= Shalishah =

Shalishah (Note: In 1 Samuel 9:4, the King James Version spells the name Shalisha.) or Baal-Shalisha (בַּעַל שָׁלִשָׁה) is a place mentioned in the Book of Kings (2 Kings 4:42) and the Talmud (Sanhedrin 12a).

Baal-Shalisha is translated as "lord or master of three things", or "the third idol, the third husband; or, that governs or presides over three" (Baal=lord/master; Shalisha="three things", "third", or "three"). This ancient place name is thought to be preserved in the Arabic name of the modern village of Kafr Thulth.
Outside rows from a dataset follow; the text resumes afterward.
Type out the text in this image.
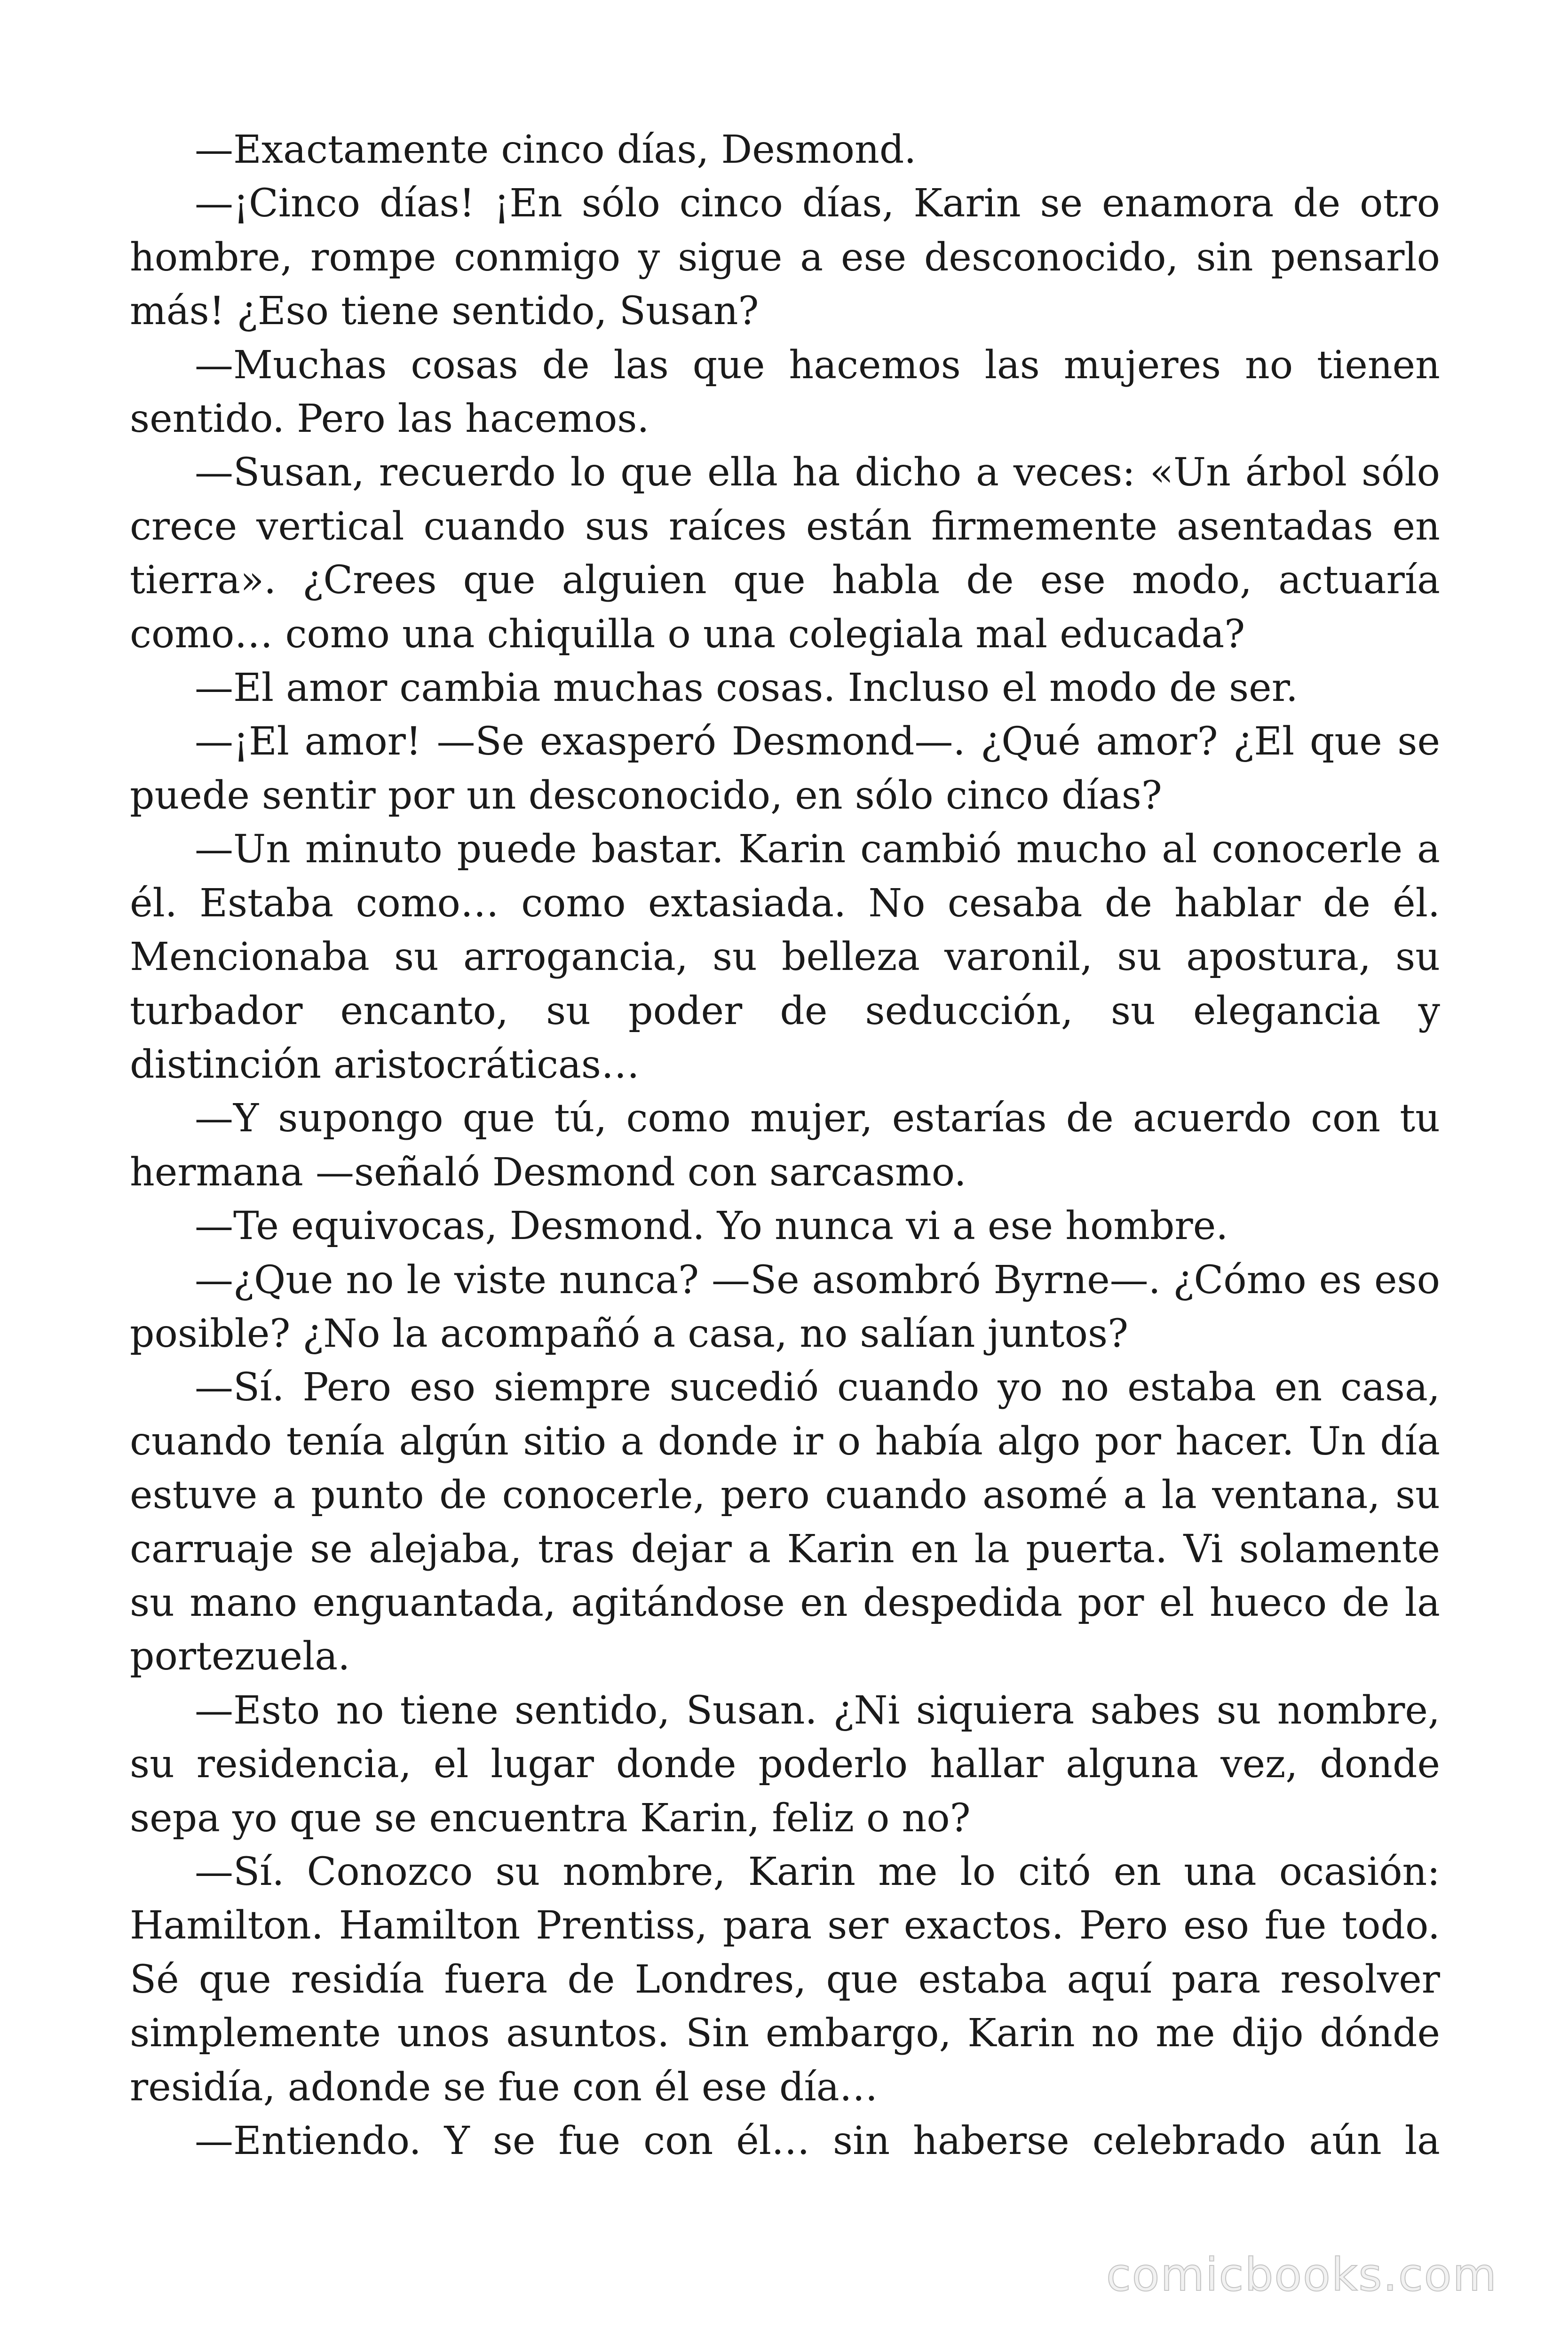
—Exactamente cinco días, Desmond.

—¡Cinco días! ¡En sólo cinco días, Karin se enamora de otro hombre, rompe conmigo y sigue a ese desconocido, sin pensarlo más! ¿Eso tiene sentido, Susan?

—Muchas cosas de las que hacemos las mujeres no tienen sentido. Pero las hacemos.

—Susan, recuerdo lo que ella ha dicho a veces: «Un árbol sólo crece vertical cuando sus raíces están firmemente asentadas en tierra». ¿Crees que alguien que habla de ese modo, actuaría como… como una chiquilla o una colegiala mal educada?

—El amor cambia muchas cosas. Incluso el modo de ser.

—¡El amor! —Se exasperó Desmond—. ¿Qué amor? ¿El que se puede sentir por un desconocido, en sólo cinco días?

—Un minuto puede bastar. Karin cambió mucho al conocerle a él. Estaba como… como extasiada. No cesaba de hablar de él. Mencionaba su arrogancia, su belleza varonil, su apostura, su turbador encanto, su poder de seducción, su elegancia y distinción aristocráticas…

—Y supongo que tú, como mujer, estarías de acuerdo con tu hermana —señaló Desmond con sarcasmo.

—Te equivocas, Desmond. Yo nunca vi a ese hombre.

—¿Que no le viste nunca? —Se asombró Byrne—. ¿Cómo es eso posible? ¿No la acompañó a casa, no salían juntos?

—Sí. Pero eso siempre sucedió cuando yo no estaba en casa, cuando tenía algún sitio a donde ir o había algo por hacer. Un día estuve a punto de conocerle, pero cuando asomé a la ventana, su carruaje se alejaba, tras dejar a Karin en la puerta. Vi solamente su mano enguantada, agitándose en despedida por el hueco de la portezuela.

—Esto no tiene sentido, Susan. ¿Ni siquiera sabes su nombre, su residencia, el lugar donde poderlo hallar alguna vez, donde sepa yo que se encuentra Karin, feliz o no?

—Sí. Conozco su nombre, Karin me lo citó en una ocasión: Hamilton. Hamilton Prentiss, para ser exactos. Pero eso fue todo. Sé que residía fuera de Londres, que estaba aquí para resolver simplemente unos asuntos. Sin embargo, Karin no me dijo dónde residía, adonde se fue con él ese día…

—Entiendo. Y se fue con él… sin haberse celebrado aún la

comicbooks.com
The Greek Septuagint (LXX) calls the same place in 2 Kings 4:32 by the name Beit Sarisa (Βαιθσαρισα).

According to Eusebius and Jerome, Baal-Shalisha was located 15 (Roman) miles north of Diospolis (Lydda). Eusebius identified it with Baithsarisa, the ancient Biblical village believed to have been located 3.5 mi to the south of Kafr Thulth at a site known in modern times as Khirbat Sirisya (now Serisiyyah, a ruin located west of Mount Ephraim). Another possibility is Khurbet Kefr Thulth (with Arabic Thulth comparable to the Hebrew Shalisha) which is roughly northeast of there. The Jerusalem Talmud (Sanhedrin 1:2) identifies it as the earliest place each year for fruits to ripen.